À 7 h 12, le lendemain de mon mariage, j’ai compris que mon mari n’avait pas épousé la femme qu’il prétendait aimer.

Il avait épousé une entreprise dont il pensait enfin pouvoir prendre le contrôle.

J’étais assise dans un petit salon vitré de l’hôtel, au dixième étage, devant un café devenu froid.

Montréal se réveillait sous une pluie fine.

Les rues brillaient entre les immeubles, et les fleurs de notre réception avaient été déplacées pendant la nuit dans de grands vases près des fenêtres.

Je portais encore le pantalon crème que j’avais enfilé après la soirée.

Mes cheveux étaient attachés n’importe comment.

J’avais dormi à peine trois heures.

Étienne m’avait dit qu’il descendait chercher le petit-déjeuner.

Il revint avec sa mère.

Geneviève Valcourt entra la première, suivie d’un avocat que je connaissais seulement de vue et de deux personnes présentées comme témoins.

Elle tenait un dossier gris épais sous le bras.

Aucun d’eux ne souriait.

« Qu’est-ce qui se passe ? » demandai-je.

Étienne referma la porte derrière lui.

Sa mère posa le dossier devant moi.

« Nous devons régler quelque chose avant que vous partiez en voyage. »

Elle ouvrit le dossier à une page marquée d’un onglet bleu.

Je lus les premières lignes.

Convention de cession.

Aube Nord Chaîne Froide.

Mon estomac se serra.

Pendant deux ans, Étienne avait cru que je gagnais ma vie uniquement comme restauratrice d’objets au musée municipal.

C’était vrai.

J’aimais ce métier.

J’aimais les heures silencieuses passées sous une lampe à nettoyer un cadre centenaire ou à stabiliser une pièce de bois fissurée.

Ce qu’il ignorait, c’était qu’à trente et un ans, j’avais également hérité du contrôle économique d’une entreprise évaluée à plus de 18 millions de dollars canadiens.

Aube Nord appartenait autrefois à ma tante Solange, la sœur aînée de ma mère.

Elle avait commencé avec deux camions frigorifiques et un entrepôt loué près du fleuve.

Trente ans plus tard, l’entreprise gérait des réseaux de stockage et de transport réfrigéré pour des producteurs alimentaires, des laboratoires et plusieurs distributeurs régionaux.
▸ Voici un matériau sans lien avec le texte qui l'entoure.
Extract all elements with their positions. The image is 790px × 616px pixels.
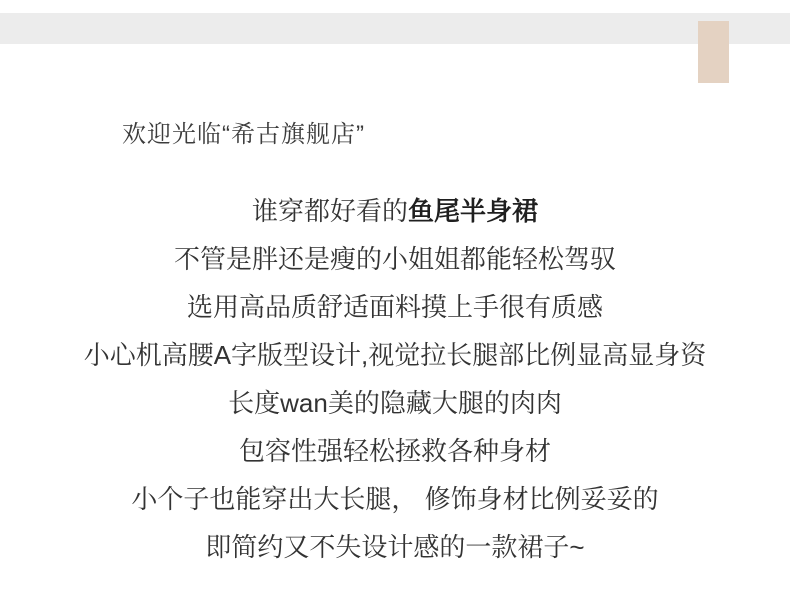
welcome-text: 欢迎光临“希古旗舰店” xyxy=(122,120,365,150)
product-description: 谁穿都好看的鱼尾半身裙 不管是胖还是瘦的小姐姐都能轻松驾驭 选用高品质舒适面料摸… xyxy=(0,187,790,571)
accent-color-block xyxy=(698,21,729,83)
description-line: 小个子也能穿出大长腿， 修饰身材比例妥妥的 xyxy=(0,475,790,523)
description-headline: 谁穿都好看的鱼尾半身裙 xyxy=(0,187,790,235)
headline-bold-text: 鱼尾半身裙 xyxy=(408,196,538,226)
top-band xyxy=(0,13,790,44)
description-line: 不管是胖还是瘦的小姐姐都能轻松驾驭 xyxy=(0,235,790,283)
description-line: 即简约又不失设计感的一款裙子~ xyxy=(0,523,790,571)
headline-regular-text: 谁穿都好看的 xyxy=(252,196,408,226)
description-line: 选用高品质舒适面料摸上手很有质感 xyxy=(0,283,790,331)
product-description-page: { "header": { "welcome_text": "欢迎光临“希古旗舰… xyxy=(0,0,790,616)
description-line: 包容性强轻松拯救各种身材 xyxy=(0,427,790,475)
description-line: 长度wan美的隐藏大腿的肉肉 xyxy=(0,379,790,427)
description-line: 小心机高腰A字版型设计,视觉拉长腿部比例显高显身资 xyxy=(0,331,790,379)
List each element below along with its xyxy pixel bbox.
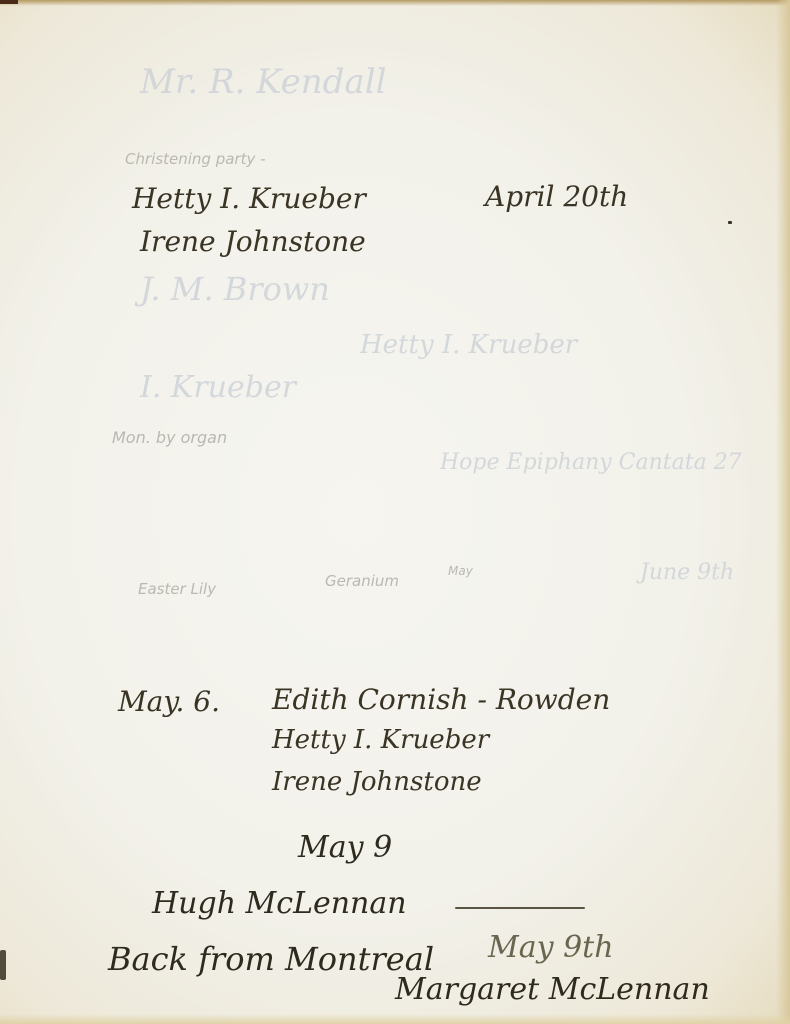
bleed-through-text: Hope Epiphany Cantata 27 [440,450,742,475]
entry-date: May 9 [298,830,392,865]
entry-signature: Hugh McLennan [152,886,407,921]
entry-signature: Edith Cornish - Rowden [272,683,610,716]
entry-signature: Irene Johnstone [140,225,366,258]
pencil-note: Easter Lily [138,580,216,598]
entry-signature: Hetty I. Krueber [132,182,366,215]
pencil-note: Geranium [325,572,399,590]
page-top-edge [0,0,790,6]
bleed-through-text: J. M. Brown [140,270,330,308]
bleed-through-text: June 9th [640,560,734,585]
entry-date: April 20th [485,180,628,213]
binding-mark [0,950,6,980]
bleed-through-text: I. Krueber [140,370,296,405]
bleed-through-text: Hetty I. Krueber [360,330,577,360]
entry-signature: Hetty I. Krueber [272,725,489,755]
pencil-note: May [448,564,473,578]
entry-date: May. 6. [118,685,220,718]
pencil-note: Christening party - [125,150,266,168]
entry-note: Back from Montreal [108,940,434,978]
page-bottom-edge [0,1014,790,1024]
page-right-edge [776,0,790,1024]
entry-signature: Irene Johnstone [272,767,482,797]
bleed-through-text: Mr. R. Kendall [140,62,386,102]
entry-date: May 9th [488,930,614,965]
pencil-note: Mon. by organ [112,428,227,447]
corner-mark [0,0,18,4]
signature-flourish [455,907,585,909]
document-page: Mr. R. Kendall J. M. Brown Hetty I. Krue… [0,0,790,1024]
entry-signature: Margaret McLennan [395,972,710,1007]
ink-speck [728,221,732,224]
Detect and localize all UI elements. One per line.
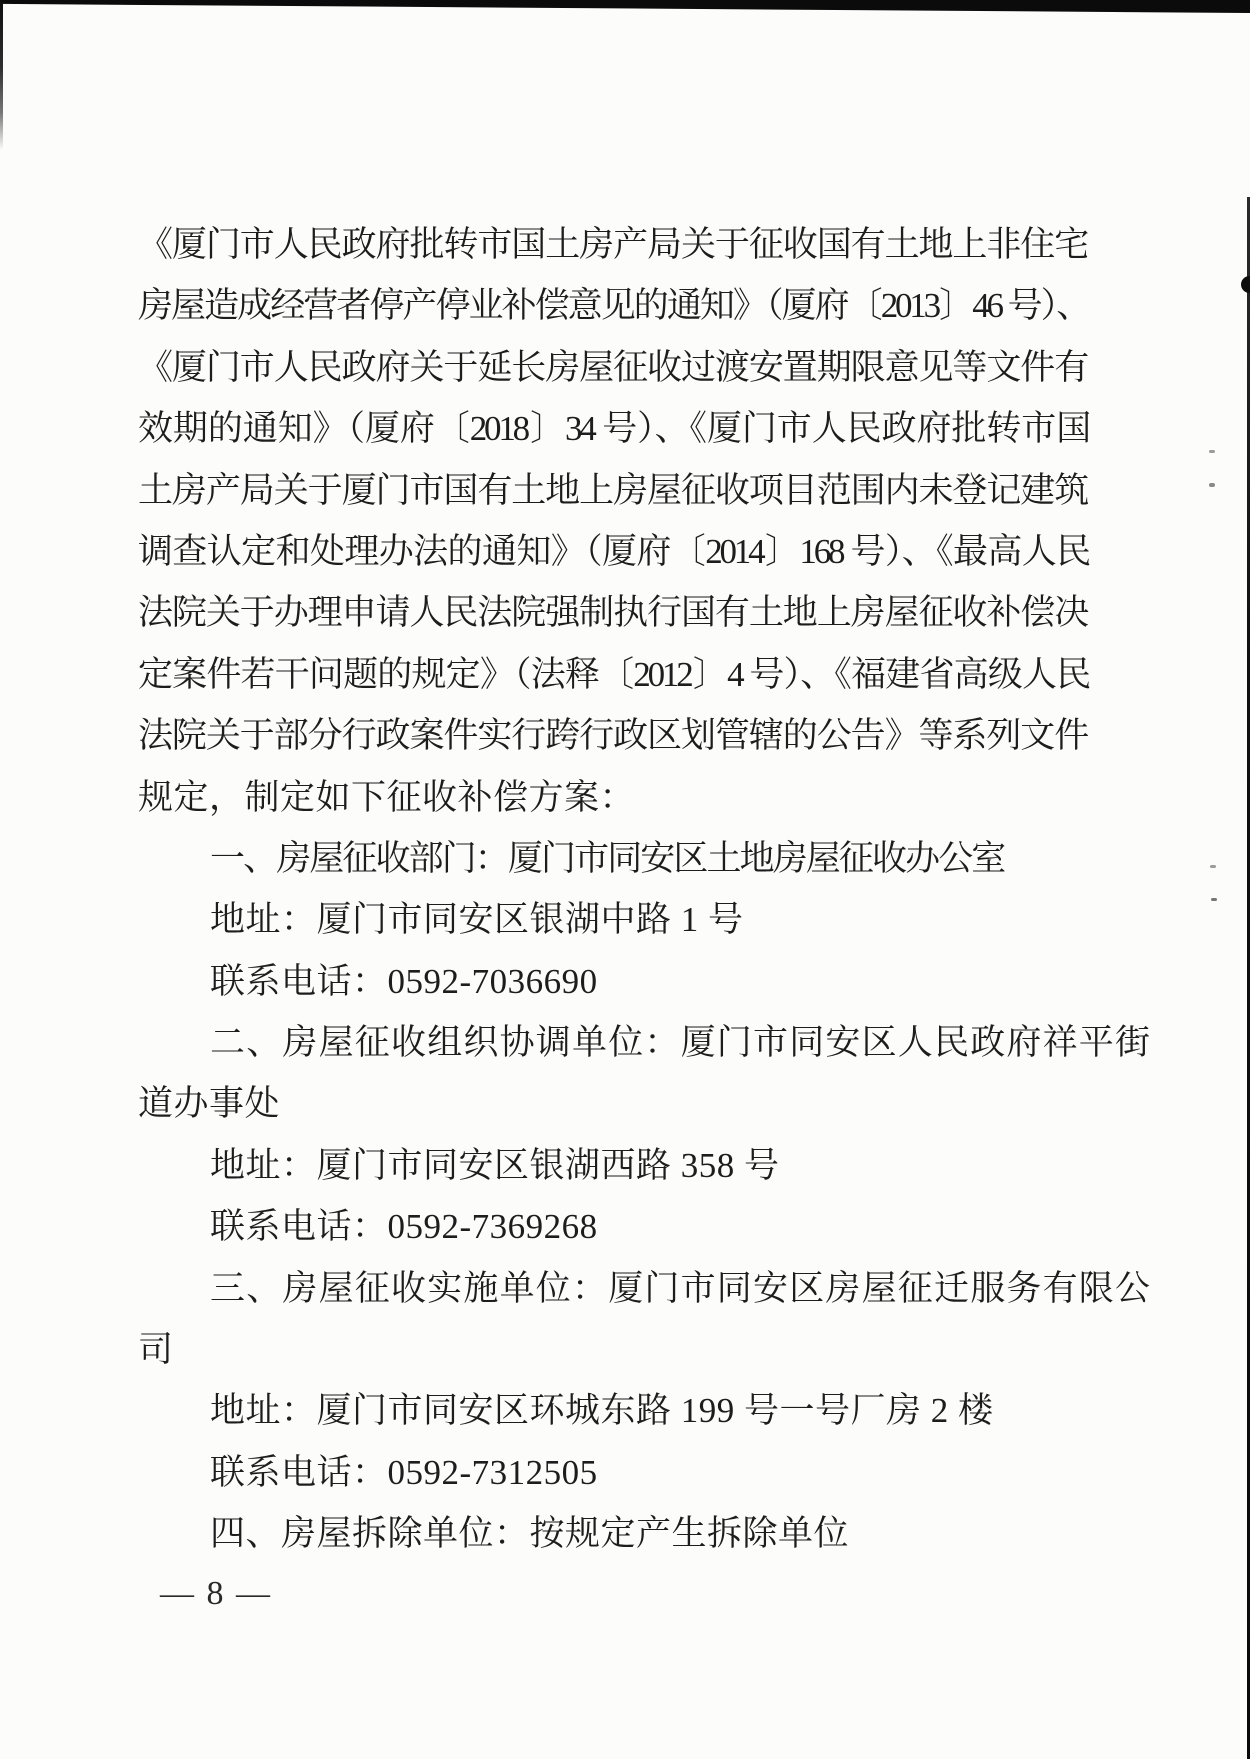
body-text: 《厦门市人民政府批转市国土房产局关于征收国有土地上非住宅 房屋造成经营者停产停业… [138,214,1088,1565]
item-2-heading-line-2: 道办事处 [138,1073,1088,1134]
item-3-phone: 联系电话：0592-7312505 [138,1442,1088,1503]
para-legal-basis-line-7: 法院关于办理申请人民法院强制执行国有土地上房屋征收补偿决 [138,582,1088,643]
item-2-heading-line-1: 二、房屋征收组织协调单位：厦门市同安区人民政府祥平街 [138,1012,1088,1073]
scan-speck [1210,865,1216,868]
page-number-footer: — 8 — [160,1563,272,1624]
scan-speck [1209,483,1215,487]
item-3-heading-line-2: 司 [138,1319,1088,1380]
item-2-phone: 联系电话：0592-7369268 [138,1196,1088,1257]
scanned-document-page: 《厦门市人民政府批转市国土房产局关于征收国有土地上非住宅 房屋造成经营者停产停业… [0,0,1250,1759]
scan-speck [1209,450,1215,453]
para-legal-basis-line-10: 规定，制定如下征收补偿方案： [138,767,1088,828]
scan-speck [1211,898,1217,901]
item-1-address: 地址：厦门市同安区银湖中路 1 号 [138,889,1088,950]
item-3-heading-line-1: 三、房屋征收实施单位：厦门市同安区房屋征迁服务有限公 [138,1258,1088,1319]
scan-artifact-left-edge [0,0,3,150]
item-2-address: 地址：厦门市同安区银湖西路 358 号 [138,1135,1088,1196]
item-4-heading: 四、房屋拆除单位：按规定产生拆除单位 [138,1503,1088,1564]
item-1-phone: 联系电话：0592-7036690 [138,951,1088,1012]
item-1-heading: 一、房屋征收部门：厦门市同安区土地房屋征收办公室 [138,828,1088,889]
para-legal-basis-line-8: 定案件若干问题的规定》（法释〔2012〕4 号）、《福建省高级人民 [138,644,1088,705]
scan-artifact-top-edge [0,0,1250,13]
para-legal-basis-line-1: 《厦门市人民政府批转市国土房产局关于征收国有土地上非住宅 [138,214,1088,275]
para-legal-basis-line-3: 《厦门市人民政府关于延长房屋征收过渡安置期限意见等文件有 [138,337,1088,398]
para-legal-basis-line-4: 效期的通知》（厦府〔2018〕34 号）、《厦门市人民政府批转市国 [138,398,1088,459]
scan-artifact-right-blob [1241,276,1250,293]
para-legal-basis-line-6: 调查认定和处理办法的通知》（厦府〔2014〕168 号）、《最高人民 [138,521,1088,582]
para-legal-basis-line-5: 土房产局关于厦门市国有土地上房屋征收项目范围内未登记建筑 [138,460,1088,521]
para-legal-basis-line-2: 房屋造成经营者停产停业补偿意见的通知》（厦府〔2013〕46 号）、 [138,275,1088,336]
para-legal-basis-line-9: 法院关于部分行政案件实行跨行政区划管辖的公告》等系列文件 [138,705,1088,766]
item-3-address: 地址：厦门市同安区环城东路 199 号一号厂房 2 楼 [138,1380,1088,1441]
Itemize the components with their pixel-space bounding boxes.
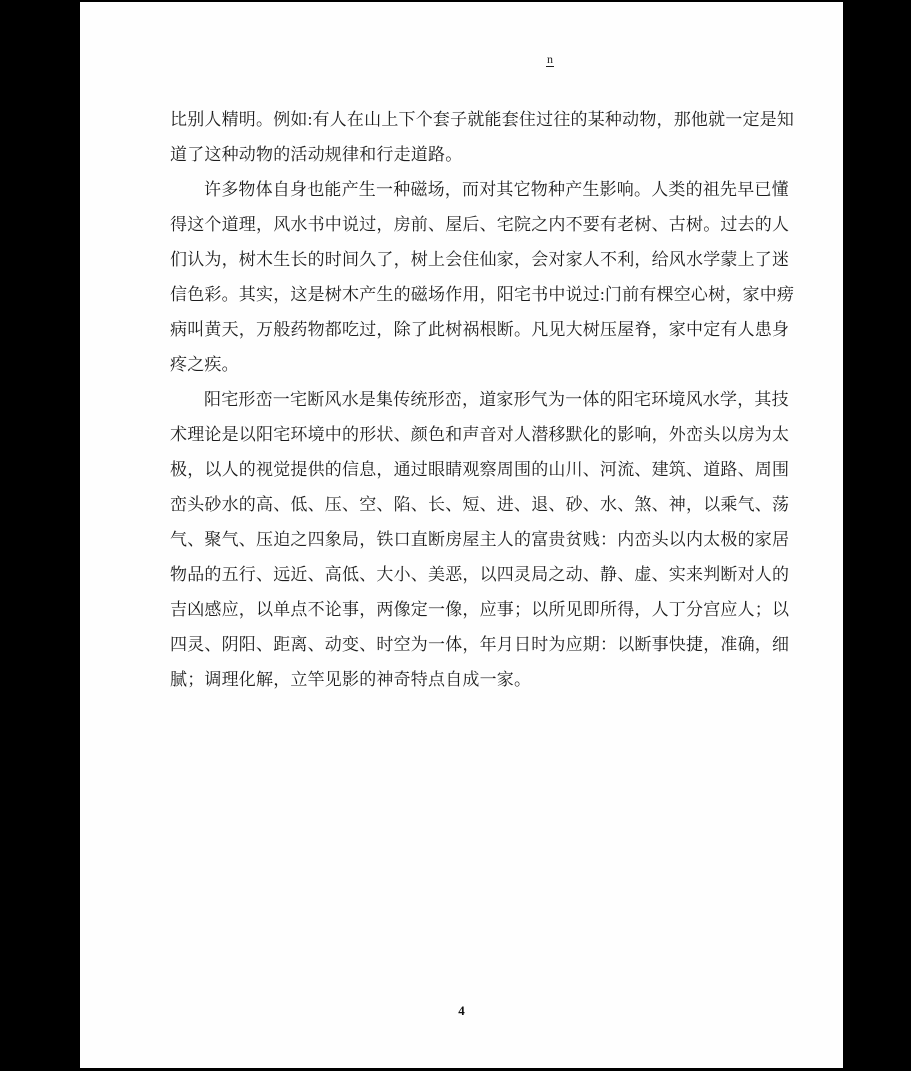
text-line: 物品的五行、远近、高低、大小、美恶，以四灵局之动、静、虚、实来判断对人的	[170, 557, 769, 592]
text-line: 信色彩。其实，这是树木产生的磁场作用，阳宅书中说过:门前有棵空心树，家中痨	[170, 277, 769, 312]
text-line: 们认为，树木生长的时间久了，树上会住仙家，会对家人不利，给风水学蒙上了迷	[170, 242, 769, 277]
text-line: 腻；调理化解，立竿见影的神奇特点自成一家。	[170, 662, 769, 697]
body-text: 比别人精明。例如:有人在山上下个套子就能套住过往的某种动物，那他就一定是知 道了…	[170, 102, 769, 697]
text-line: 吉凶感应，以单点不论事，两像定一像，应事；以所见即所得，人丁分宫应人；以	[170, 592, 769, 627]
text-line: 疼之疾。	[170, 347, 769, 382]
text-line: 病叫黄天，万般药物都吃过，除了此树祸根断。凡见大树压屋脊，家中定有人患身	[170, 312, 769, 347]
text-line: 阳宅形峦一宅断风水是集传统形峦，道家形气为一体的阳宅环境风水学，其技	[170, 382, 769, 417]
document-page: n 比别人精明。例如:有人在山上下个套子就能套住过往的某种动物，那他就一定是知 …	[80, 2, 843, 1068]
text-line: 术理论是以阳宅环境中的形状、颜色和声音对人潜移默化的影响，外峦头以房为太	[170, 417, 769, 452]
viewer-background: n 比别人精明。例如:有人在山上下个套子就能套住过往的某种动物，那他就一定是知 …	[0, 0, 911, 1071]
text-line: 四灵、阴阳、距离、动变、时空为一体，年月日时为应期：以断事快捷，准确，细	[170, 627, 769, 662]
text-line: 许多物体自身也能产生一种磁场，而对其它物种产生影响。人类的祖先早已懂	[170, 172, 769, 207]
text-line: 得这个道理，风水书中说过，房前、屋后、宅院之内不要有老树、古树。过去的人	[170, 207, 769, 242]
text-line: 道了这种动物的活动规律和行走道路。	[170, 137, 769, 172]
text-line: 峦头砂水的高、低、压、空、陷、长、短、进、退、砂、水、煞、神，以乘气、荡	[170, 487, 769, 522]
text-line: 比别人精明。例如:有人在山上下个套子就能套住过往的某种动物，那他就一定是知	[170, 102, 769, 137]
page-header-mark: n	[546, 52, 554, 67]
text-line: 气、聚气、压迫之四象局，铁口直断房屋主人的富贵贫贱：内峦头以内太极的家居	[170, 522, 769, 557]
text-line: 极，以人的视觉提供的信息，通过眼睛观察周围的山川、河流、建筑、道路、周围	[170, 452, 769, 487]
page-number: 4	[80, 1003, 843, 1019]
Solange n’avait jamais eu d’enfants.

J’avais passé des étés entiers à travailler pour elle, d’abord à classer des factures, puis à vérifier des inventaires, puis à assister à des réunions où je ne comprenais pas la moitié du vocabulaire.

Quand elle est morte, elle m’a laissé le contrôle de la structure qui détenait Aube Nord.

Elle m’avait aussi laissé une recommandation.

Ne confonds jamais curiosité et amour.

Je ne l’avais pas oubliée.

Alors je n’avais pas annoncé mon héritage lorsque j’avais rencontré Étienne.

Je n’avais pas prétendu être pauvre.

Je ne lui avais jamais raconté une fausse histoire.

Je lui avais simplement parlé de mon travail, de mes amis, de ma mère, de mon appartement et de la vie que je menais réellement.

Il ne m’avait jamais demandé si je possédais d’autres actifs.

Il semblait aimer le fait que je ne connaissais presque rien à son univers.

Les Valcourt avaient une réputation ancienne à Montréal.

Immobilier, hôtels, plusieurs immeubles commerciaux.

Geneviève parlait de leur nom comme d’une institution.

Étienne travaillait dans l’entreprise familiale et disait souvent qu’il détestait les gens qui l’approchaient uniquement pour son argent.

Cette phrase m’avait rassurée.

Elle me semblait maintenant presque comique.

Je tournai une autre page du dossier.